There are some simple ways to better understand your market value:
- You can browse salary ranges on job search engines like Indeed and Reed.
- You can read salary surveys for your industry and profession.
- Websites like Glassdoor typically provide job reviews and salary ranges for comparable roles in large organisations.
- Friends and colleagues who are open enough to talk about money might have some useful insights.
Bottom line: Use all the resources available to get to a number that is a fair reflection of your market value and expectations in the current market. If we’re in a highly inflationary period, I encourage you to also reflect this in your valuation.
Principle #4: Set your red line
Once you have your target figure, set your ‘red line’. In other words, there is likely a figure below which you should decline based on all that research you have done. Of course, some people aren’t lucky enough to have the flexibility to set a high ‘red line’, so this will all depend on personal circumstances.

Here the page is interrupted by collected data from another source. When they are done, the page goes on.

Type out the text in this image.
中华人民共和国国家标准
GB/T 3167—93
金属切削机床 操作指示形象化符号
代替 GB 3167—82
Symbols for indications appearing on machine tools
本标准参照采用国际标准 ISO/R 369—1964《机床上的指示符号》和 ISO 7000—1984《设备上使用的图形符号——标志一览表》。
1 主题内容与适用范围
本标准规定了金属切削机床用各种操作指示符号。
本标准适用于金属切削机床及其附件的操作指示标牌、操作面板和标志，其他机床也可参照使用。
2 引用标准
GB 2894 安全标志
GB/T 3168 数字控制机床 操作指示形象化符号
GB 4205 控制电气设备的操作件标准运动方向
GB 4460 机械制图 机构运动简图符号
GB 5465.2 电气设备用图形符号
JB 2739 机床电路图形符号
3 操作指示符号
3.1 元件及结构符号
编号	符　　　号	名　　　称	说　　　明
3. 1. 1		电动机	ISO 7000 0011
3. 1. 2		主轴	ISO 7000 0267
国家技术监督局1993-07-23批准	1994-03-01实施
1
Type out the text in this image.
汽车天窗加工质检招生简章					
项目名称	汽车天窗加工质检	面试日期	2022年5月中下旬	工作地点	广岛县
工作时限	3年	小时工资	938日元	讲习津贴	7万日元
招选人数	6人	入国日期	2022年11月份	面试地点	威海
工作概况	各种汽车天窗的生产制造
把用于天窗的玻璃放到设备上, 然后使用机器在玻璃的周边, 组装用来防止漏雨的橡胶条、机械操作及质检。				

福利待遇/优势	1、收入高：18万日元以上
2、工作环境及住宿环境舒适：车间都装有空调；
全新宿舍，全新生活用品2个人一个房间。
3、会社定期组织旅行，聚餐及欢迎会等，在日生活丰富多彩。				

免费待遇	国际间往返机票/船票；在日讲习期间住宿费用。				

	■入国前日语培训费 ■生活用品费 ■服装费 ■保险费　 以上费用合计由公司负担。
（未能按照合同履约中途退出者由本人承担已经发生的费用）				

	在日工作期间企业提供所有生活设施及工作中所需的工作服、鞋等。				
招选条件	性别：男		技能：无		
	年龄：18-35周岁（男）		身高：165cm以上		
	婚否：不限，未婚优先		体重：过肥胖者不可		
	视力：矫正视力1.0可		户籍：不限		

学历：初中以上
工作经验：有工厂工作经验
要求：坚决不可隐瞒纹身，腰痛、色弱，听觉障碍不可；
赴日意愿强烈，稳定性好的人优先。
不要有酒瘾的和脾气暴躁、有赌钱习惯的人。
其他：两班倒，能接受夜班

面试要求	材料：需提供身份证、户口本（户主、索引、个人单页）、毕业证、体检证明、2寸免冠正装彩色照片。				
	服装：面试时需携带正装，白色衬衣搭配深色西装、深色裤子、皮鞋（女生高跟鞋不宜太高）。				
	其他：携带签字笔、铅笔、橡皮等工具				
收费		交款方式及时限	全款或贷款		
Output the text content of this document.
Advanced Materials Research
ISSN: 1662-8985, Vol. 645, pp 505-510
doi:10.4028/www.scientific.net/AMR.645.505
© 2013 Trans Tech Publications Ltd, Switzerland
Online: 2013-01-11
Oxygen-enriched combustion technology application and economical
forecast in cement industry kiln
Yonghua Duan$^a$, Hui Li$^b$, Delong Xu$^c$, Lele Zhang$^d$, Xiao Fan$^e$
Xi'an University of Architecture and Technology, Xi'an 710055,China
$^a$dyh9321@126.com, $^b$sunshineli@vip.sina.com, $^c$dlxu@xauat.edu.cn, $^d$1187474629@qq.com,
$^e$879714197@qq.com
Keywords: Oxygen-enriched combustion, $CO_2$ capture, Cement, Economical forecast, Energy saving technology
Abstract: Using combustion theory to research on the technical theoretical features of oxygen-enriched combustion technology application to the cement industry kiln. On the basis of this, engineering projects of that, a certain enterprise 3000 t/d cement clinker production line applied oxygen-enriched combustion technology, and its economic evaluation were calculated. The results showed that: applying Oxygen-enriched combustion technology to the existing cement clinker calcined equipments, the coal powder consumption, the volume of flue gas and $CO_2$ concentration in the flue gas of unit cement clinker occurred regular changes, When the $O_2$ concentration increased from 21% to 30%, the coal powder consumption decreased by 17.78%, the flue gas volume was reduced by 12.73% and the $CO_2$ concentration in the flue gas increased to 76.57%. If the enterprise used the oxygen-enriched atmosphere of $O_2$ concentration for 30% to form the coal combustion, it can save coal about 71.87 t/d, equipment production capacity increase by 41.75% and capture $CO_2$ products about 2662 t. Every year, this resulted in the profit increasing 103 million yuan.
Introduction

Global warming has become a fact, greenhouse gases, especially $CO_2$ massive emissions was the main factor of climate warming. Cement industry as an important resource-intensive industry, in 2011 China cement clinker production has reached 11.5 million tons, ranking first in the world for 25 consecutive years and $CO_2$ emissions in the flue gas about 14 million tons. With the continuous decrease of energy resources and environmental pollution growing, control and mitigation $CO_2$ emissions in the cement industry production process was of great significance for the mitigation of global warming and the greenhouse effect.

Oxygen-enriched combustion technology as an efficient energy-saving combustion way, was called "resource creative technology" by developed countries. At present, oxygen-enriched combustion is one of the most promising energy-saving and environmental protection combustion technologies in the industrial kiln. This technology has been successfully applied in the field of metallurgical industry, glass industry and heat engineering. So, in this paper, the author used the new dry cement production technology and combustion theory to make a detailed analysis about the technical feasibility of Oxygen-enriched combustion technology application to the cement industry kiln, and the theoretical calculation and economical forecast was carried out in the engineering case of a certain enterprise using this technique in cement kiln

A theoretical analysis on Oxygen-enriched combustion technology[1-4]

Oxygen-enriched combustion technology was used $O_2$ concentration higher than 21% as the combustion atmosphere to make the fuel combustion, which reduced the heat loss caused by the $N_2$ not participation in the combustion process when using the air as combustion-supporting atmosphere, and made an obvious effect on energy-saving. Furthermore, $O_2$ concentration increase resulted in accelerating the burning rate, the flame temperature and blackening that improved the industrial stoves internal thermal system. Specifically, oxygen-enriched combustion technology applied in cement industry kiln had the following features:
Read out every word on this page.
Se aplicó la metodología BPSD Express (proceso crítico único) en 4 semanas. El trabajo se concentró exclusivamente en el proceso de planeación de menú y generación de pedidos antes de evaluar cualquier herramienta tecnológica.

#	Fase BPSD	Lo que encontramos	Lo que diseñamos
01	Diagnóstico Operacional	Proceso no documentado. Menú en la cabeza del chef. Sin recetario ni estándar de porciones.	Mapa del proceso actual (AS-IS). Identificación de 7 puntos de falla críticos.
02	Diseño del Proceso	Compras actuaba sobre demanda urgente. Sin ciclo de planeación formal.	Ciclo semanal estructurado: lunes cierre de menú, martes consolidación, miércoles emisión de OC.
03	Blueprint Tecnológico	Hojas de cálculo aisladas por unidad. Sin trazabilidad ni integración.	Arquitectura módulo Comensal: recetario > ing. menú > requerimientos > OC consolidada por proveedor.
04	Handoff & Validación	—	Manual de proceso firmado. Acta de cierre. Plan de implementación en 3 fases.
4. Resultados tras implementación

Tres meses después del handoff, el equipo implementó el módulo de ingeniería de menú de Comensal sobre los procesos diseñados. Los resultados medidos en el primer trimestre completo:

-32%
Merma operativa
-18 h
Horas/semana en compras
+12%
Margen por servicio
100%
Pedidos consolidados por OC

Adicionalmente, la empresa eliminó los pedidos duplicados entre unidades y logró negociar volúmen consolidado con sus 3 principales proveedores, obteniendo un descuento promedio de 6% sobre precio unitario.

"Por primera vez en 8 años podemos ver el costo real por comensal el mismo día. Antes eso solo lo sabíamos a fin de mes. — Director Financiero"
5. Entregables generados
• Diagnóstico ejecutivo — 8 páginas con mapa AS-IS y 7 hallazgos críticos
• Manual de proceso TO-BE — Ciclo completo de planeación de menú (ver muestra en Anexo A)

If your valuation is fair in the context of the current market, it’s likely that a company will have reasonable scope to flex. Your red line is really your last resort eject button.
Principle #5: Don’t price or talk yourself out
Remember that when substantiating your valuation, you may need to talk beyond simply market valuation. For example, this might mean demonstrating the financial value you have created in a previous business and showing how you can create specific value in the prospective business.
But there is a core principle that stands here: Don’t blow it by pushing your valuation into ridiculous territory. If you’ve done your research and you’re confident in your personal valuation, don’t overdo it.
Your counteroffer should be sensible and well-reasoned in the context of your prior research, and it should keep all options on the table. Do not deliver ultimatums. It is a process they are leading.
It’s also worth thinking about other angles if a logjam is reached on salary. For example, are there some non-financial extras you could negotiate, like education to strengthen your longer-term marketability or private healthcare enhancements?
Again, do not push this too far. Always remember that if you want to work for this business you need to preserve a strong relationship with Human Resources and your potential future manager.
What if it’s a no?
Sometimes employers say no, but this isn’t a moment for panic. If you’ve stuck to the above principles you should be clear on what you’re worth in the current market, what your red-line salary offer is, and when it is right for you to accept or decline a job offer.
This can be especially difficult if you’re in financially trying circumstances or if you don’t have other options on the table, but hopefully these principles provide a good framework for making a decision at that point.
Bottom line: keep your eye on the prize. Getting the salary you merit in the current market is critical if you are serious about early financial independence. Stay focused on the end goal and be sure to assess the longer-term financial implications of any decision you take during negotiations.